Research update: Xenarch ML anomaly detection model demo
Machine learning has many applications in planetary science for identifying unusual or hard to detect patterns on planetary surfaces and in planetary datasets. A potential application for machine learning is in planetary SETI for detecting anomalous features that could be of non-terrestrial technological origin. Such machine learning algorithms have been developed and tested for use on the Moon. A general anomaly detection pipeline for any planetary surface has not yet been developed.
For this project, which I have called the Xeno-Archaeology or “Xenarch” Project, I have developed a demo ML model for detecting anomalous features on planetary surfaces that the model cannot reconstruct as natural geologic features. The goal is to create a model that can be generalized to other planetary bodies. The model is not complete, but I have created a demo which I applied to the Apollo 11 landing site.
The demo uses variational autoencoder (VAE) model trained only on natural geology. The training dataset includes images of the Moon (LROC), Mars (HiRISE) and desert Earth desert imagery (Google Earth Pro) that has been vetted to avoid technological or biological structures to avoid unintentionally training the model on features that it is supposed to flag as anomalies.
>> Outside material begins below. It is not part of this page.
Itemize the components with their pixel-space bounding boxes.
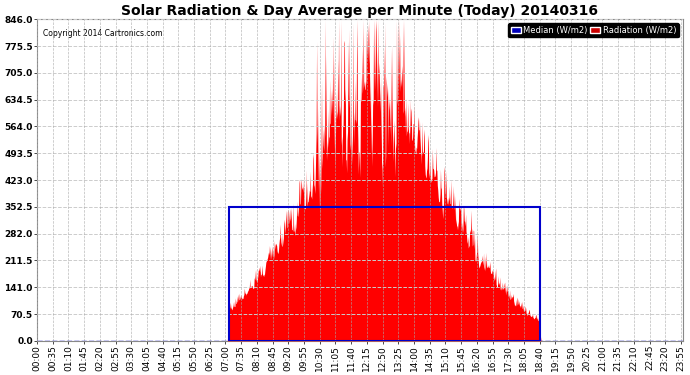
Bar xyxy=(228,207,540,341)
Legend: Median (W/m2), Radiation (W/m2): Median (W/m2), Radiation (W/m2) xyxy=(509,24,679,38)
Text: Copyright 2014 Cartronics.com: Copyright 2014 Cartronics.com xyxy=(43,29,163,38)
Title: Solar Radiation & Day Average per Minute (Today) 20140316: Solar Radiation & Day Average per Minute… xyxy=(121,4,598,18)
Once the model was trained, I applied the model to test images of the Apollo 11 landing site. The model successfully identified parts of the Apollo 11 site as anomalies but not top anomalies, indicating more training is needed to refine the model. Nonetheless, this demo model has been able to identify artificial structures on the moon as anomalies that cannot be reconstructed as natural geology and represents the beginnings of a potential model that could be used for planetary SETI as well as for general planetary exploration in identification of unusual planetary phenomena of importance to planetary science researchers and future space resource companies.